Lee Bergquist, Milwaukee Journal Sentinel
A Wisconsin-based petroleum distributor is planning to construct a $3 million pipeline at the Port of Milwaukee that will allow the company to ship bulk supplies of ethanol over the Great Lakes.
The project by U.S. Oil to ship the flammable colorless liquid would represent the first shipments of a fuel or fuel additive from the port in years. The company’s plans brought sharp questions from members of the Milwaukee Common Council on Wednesday and representatives of an environmental group.
The Common Council’s Public Works Committee approved an amendment to a lease agreement with the company that calls for the lease of an additional 0.89 acres of port property. The measure next heads to the full council.
The land would be used to construct a pipeline of approximately 1,000 feet that would connect U.S. Oil’s tank yard at the port to the port’s liquid cargo pier.
Petroleum products have been shipped in and out of the port over the decades, but not in recent years, according to Lawrence Sullivan, chief engineer for the port. Sullivan started to work at the port in 1966 and he said in an interview that he cannot recall when the shipping of products like gasoline and heating oil ended.
But the specter of a new round of fuel shipments — in this case, corn-based ethanol that will go primarily for the export market — is raising questions.
It comes as public concerns have risen in Milwaukee and in other cities over a surge in crude oil shipments via rail and the potential for rail cars to derail and explode.
A rail car accident in November 2015 sent ethanol into the Mississippi River when 32 cars derailed —- one of a string of accidents and derailments that have occurred in Wisconsin and the Upper Midwest as the oil industry uses rail to augment pipelines to move crude.
Ald. Nik Kovac wanted assurances from U.S Oil officials that they would not be shipping crude out of the port at some point in the future. He noted that officials from the company were quoted in a media report several years ago that they were interested in shipping oil out of Milwaukee.
Richard H. Sawall, director of business development for Appleton-based U.S. Oil, said the company considered that three or four years ago, but has no such plans now.
Crude oil is not currently shipped on the Great Lakes. One worry about crude is that it is heavier than ethanol and can sink.
Sawall said his company, a unit of U.S Venture Inc., also based in Appleton, plans to use the pipeline to transport ethanol from Wisconsin-based distillers and export it by barge to Canada because of a surplus of ethanol in the Midwest.
U.S. Oil operates a large petroleum terminal on the city’s northwest side. It bought the 530,000-barrel capacity site at 9125 N. 107th St. from Marathon Petroleum Corp. in 2015.
It currently ships ethanol on the Great Lakes from a facility in Green Bay.
In Milwaukee, Sawall said the company has an air permit from the Wisconsin Department of Natural Resources to house ethanol in its storage tanks at the port. It does not have an air permit to store crude oil, he said.

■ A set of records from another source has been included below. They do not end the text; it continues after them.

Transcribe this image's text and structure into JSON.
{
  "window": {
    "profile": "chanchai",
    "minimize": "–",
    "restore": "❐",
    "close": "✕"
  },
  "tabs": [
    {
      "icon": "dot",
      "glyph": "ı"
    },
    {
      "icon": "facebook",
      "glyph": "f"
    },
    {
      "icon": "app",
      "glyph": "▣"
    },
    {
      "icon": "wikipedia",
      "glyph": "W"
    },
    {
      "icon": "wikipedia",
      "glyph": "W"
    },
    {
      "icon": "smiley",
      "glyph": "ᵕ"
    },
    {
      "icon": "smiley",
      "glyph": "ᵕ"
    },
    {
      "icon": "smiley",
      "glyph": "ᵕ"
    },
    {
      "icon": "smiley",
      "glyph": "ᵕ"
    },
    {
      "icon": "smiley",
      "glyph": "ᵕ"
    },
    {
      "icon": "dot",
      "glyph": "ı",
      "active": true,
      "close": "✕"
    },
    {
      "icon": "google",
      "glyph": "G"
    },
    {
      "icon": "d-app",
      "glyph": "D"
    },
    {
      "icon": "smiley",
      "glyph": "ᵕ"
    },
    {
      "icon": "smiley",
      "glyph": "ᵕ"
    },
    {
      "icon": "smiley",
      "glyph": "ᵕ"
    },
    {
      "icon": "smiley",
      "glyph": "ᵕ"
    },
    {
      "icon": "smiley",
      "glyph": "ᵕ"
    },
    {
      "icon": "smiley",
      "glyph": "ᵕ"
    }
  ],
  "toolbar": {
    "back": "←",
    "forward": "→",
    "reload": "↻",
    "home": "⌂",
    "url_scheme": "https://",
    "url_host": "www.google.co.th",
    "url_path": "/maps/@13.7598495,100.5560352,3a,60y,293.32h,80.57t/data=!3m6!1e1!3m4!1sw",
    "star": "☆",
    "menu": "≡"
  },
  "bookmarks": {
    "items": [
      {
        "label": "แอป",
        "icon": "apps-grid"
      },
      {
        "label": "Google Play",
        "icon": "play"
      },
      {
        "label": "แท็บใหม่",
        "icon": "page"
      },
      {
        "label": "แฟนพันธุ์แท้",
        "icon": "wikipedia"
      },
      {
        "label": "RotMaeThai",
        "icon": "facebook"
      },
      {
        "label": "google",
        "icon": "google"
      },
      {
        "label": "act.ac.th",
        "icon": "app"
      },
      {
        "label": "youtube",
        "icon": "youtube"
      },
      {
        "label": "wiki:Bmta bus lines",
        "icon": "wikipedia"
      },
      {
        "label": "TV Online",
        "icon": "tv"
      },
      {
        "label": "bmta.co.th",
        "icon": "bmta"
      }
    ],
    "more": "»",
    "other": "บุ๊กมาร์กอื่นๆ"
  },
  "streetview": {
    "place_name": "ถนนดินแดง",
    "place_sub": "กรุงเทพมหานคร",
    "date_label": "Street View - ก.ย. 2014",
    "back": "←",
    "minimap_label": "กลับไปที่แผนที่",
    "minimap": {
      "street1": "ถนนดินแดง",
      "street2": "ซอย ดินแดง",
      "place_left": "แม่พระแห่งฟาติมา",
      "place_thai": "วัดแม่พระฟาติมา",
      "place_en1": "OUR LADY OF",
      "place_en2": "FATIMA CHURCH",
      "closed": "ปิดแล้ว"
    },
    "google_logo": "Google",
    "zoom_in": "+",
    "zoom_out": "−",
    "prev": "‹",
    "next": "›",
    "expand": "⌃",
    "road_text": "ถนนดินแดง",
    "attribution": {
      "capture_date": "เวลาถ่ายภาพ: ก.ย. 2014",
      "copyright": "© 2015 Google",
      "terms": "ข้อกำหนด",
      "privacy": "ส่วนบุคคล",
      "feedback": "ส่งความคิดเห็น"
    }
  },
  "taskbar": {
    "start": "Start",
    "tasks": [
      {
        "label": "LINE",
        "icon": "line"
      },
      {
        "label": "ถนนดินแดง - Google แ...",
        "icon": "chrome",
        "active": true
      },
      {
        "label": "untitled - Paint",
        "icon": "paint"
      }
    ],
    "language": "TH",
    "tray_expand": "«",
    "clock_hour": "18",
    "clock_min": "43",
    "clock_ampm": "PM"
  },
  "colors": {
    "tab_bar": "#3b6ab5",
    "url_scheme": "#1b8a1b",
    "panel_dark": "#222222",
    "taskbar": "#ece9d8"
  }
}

Ald. Jim Bohl sought to clarify how the ethanol would be shipped, and he tried to assess from the company the potential safety threat of an increased volume of tanker truck traffic.
Company officials said safety plans are in place and its activities include oversight from the U.S. Coast Guard in Milwaukee and other government agencies.
In the event of an accident, the company said some, but not all, of the spilled contents can be recovered; but that one potential environmental hazard of a spill is the loss of dissolved oxygen near a spill. Aquatic species consume dissolved oxygen.
Eric Hansen, a member of Citizens Acting for Rail Safety, said U.S. Oil’s plans represent a large new influx of ethanol —- and potentially crude oil at some point in the future.
He said he believes the public should have more information on the volume of ethanol to be shipped and the route tanker trucks will take to the port.
“Is this the future we want for our harbor?” asked Hansen.